This thesis describes the design and implementation of a global vision system for robot soccer. This system was designed for use with the University of Queensland’s team, the RoboRoos, in the 1999 Robot Soccer World Cup. Although functional, previous attempts at solving the robot soccer vision problem have lacked robustness, being overly sensitive to changes in environmental lighting conditions. Many of these attempts also made use of a tracking based solution, which left them prone to nonrecoverable fault conditions caused by the loss of a robot’s identity.

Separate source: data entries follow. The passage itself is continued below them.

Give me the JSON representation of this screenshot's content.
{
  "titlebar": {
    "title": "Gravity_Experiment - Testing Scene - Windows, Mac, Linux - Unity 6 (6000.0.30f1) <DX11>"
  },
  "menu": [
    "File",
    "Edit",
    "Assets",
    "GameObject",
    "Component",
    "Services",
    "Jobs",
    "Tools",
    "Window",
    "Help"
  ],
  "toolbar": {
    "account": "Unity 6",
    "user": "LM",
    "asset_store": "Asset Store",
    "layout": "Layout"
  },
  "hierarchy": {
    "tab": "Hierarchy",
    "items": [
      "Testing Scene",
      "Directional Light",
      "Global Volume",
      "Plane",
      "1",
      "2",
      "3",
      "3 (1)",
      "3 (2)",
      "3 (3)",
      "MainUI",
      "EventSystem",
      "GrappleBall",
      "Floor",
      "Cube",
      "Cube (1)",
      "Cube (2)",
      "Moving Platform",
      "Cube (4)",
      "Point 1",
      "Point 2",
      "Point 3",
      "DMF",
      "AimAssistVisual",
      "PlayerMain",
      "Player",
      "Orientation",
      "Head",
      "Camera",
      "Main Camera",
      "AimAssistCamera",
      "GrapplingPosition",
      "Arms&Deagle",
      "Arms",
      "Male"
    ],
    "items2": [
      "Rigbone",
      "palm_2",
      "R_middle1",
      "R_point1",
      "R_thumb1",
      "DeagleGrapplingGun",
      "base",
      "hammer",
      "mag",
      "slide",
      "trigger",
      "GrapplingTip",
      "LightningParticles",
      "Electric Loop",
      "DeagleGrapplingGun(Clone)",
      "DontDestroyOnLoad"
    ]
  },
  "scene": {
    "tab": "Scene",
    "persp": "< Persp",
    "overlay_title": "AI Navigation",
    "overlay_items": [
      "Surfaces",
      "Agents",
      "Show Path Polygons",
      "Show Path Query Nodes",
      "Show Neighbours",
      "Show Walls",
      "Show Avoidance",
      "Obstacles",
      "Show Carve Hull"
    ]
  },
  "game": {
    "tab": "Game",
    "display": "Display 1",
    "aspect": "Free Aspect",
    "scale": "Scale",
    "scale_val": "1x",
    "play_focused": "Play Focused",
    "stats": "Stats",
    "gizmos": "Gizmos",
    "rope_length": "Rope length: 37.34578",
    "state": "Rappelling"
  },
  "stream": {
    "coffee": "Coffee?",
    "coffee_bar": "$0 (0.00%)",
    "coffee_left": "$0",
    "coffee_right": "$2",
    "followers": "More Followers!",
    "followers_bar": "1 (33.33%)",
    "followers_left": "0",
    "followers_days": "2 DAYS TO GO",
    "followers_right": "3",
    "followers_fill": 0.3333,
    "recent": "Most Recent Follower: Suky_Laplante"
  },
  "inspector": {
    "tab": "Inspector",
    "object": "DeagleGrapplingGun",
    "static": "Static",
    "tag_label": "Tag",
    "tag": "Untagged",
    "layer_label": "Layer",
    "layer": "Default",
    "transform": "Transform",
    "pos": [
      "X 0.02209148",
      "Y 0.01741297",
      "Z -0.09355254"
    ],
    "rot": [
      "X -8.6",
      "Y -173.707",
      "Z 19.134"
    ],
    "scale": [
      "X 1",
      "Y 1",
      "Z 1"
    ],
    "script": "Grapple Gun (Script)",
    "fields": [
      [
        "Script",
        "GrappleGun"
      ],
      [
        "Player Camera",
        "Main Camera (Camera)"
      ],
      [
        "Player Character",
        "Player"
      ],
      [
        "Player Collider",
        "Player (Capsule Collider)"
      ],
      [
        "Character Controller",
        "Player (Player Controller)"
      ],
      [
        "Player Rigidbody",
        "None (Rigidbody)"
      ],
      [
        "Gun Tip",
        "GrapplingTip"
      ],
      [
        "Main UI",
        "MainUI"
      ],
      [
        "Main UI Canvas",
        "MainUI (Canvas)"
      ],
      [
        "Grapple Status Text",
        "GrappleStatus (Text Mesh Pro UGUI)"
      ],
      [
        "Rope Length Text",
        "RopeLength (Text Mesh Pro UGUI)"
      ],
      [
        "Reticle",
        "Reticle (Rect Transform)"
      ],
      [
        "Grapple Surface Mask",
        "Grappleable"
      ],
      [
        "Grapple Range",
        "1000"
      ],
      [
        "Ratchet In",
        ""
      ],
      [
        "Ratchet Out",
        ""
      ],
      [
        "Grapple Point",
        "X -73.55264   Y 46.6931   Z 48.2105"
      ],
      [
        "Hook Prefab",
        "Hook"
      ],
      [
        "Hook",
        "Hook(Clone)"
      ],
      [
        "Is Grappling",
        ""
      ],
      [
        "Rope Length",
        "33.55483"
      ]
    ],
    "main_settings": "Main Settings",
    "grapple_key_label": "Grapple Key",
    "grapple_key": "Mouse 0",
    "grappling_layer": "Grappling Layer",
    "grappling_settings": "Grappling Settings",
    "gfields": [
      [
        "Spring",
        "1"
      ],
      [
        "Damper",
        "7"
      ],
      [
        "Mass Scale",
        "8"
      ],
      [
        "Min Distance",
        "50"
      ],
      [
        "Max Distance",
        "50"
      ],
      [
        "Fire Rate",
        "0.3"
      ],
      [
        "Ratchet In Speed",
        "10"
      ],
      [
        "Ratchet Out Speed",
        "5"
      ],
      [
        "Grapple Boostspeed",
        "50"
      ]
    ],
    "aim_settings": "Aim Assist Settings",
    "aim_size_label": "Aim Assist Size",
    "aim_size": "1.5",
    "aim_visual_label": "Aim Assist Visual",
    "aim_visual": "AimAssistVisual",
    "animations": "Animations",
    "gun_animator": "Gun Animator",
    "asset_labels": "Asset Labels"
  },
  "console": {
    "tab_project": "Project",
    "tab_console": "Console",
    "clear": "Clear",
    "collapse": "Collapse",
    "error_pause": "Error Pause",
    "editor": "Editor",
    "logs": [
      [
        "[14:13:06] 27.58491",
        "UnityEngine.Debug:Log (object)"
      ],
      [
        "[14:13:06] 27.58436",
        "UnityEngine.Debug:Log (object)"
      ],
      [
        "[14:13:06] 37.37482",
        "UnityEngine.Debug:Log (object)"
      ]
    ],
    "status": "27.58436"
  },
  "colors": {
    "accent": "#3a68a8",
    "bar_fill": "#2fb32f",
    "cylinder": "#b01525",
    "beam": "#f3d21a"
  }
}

The global vision system works in two parts. The first of these sections is responsible for segmenting the robots and the ball from the background field. This segmentation is achieved by first determining which parts of the RGB colour space correspond to field green, and then performing a thresholding algorithm based on this information. Noise is then removed from the thresholded image, and objects are formed using a standard region-growing algorithm. Once the robots and the ball have been isolated from the background field, information can be extracted about them. The object recognition section of the system uses template matching and a unique method of encoding information in markings on the top of each robot to determine the orientations and identities of each of the RoboRoos.
The final vision system was able to provide all information required, and to operate in a manner that ensured the reliability, accuracy and speed of the information. The system also proved robust to changes in lighting and to fault conditions. This assessment was confirmed by the strong performance of the global vision system in the RoboCup ’99 competition.